Here's the rule of thumb for p-series:

• If \(p > 1\), the series converges.
• If \(0 < p \leq 1\), the series diverges.

This is crucial for analyzing convergence in relation to other series, as shown in the original solution. The comparison series in the exercise, \(\sum_{n=1}^{\infty} \frac{1}{\sqrt{n}} = \sum_{n=1}^{\infty} \frac{1}{n^{1/2}}\), is a classic example of a diverging p-series because \(\frac{1}{2} \leq 1\). This characteristic was vital to concluding the nature of the original series.

In calculus, a series is said to diverge when its sequence of partial sums doesn't approach a finite limit as n approaches infinity.

There are multiple ways a series can diverge:

• The series grows indefinitely, without bound.
• The series oscillates or doesn't settle to a specific value.
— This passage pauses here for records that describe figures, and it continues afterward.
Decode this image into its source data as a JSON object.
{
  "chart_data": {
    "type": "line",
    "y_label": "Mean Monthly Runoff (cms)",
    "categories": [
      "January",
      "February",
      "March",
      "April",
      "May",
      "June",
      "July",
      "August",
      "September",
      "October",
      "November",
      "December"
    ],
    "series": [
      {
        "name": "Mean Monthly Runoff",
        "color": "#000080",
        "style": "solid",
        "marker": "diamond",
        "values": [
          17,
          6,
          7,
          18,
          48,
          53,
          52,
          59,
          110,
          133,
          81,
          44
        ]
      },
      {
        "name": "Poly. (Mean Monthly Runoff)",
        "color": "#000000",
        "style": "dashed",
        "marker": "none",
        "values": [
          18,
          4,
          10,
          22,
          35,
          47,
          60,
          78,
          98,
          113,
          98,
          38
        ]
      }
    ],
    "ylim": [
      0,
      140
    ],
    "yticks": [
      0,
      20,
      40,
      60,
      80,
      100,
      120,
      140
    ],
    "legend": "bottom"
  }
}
In this context, divergence implies that the sum is not finite and the series does not stabilize. For example, in our exercise, the series \(\sum_{n=1}^{\infty} \frac{1}{\sqrt{n}}\) demonstrates divergence by growing indefinitely.

When using the Limit Comparison Test, discovering that a comparison series diverges, like in this case, allows us to conclude similarly about the target series. The series \(\sum_{n=1}^{\infty} \frac{2}{\sqrt{n} + 2}\) diverges together with its companion series.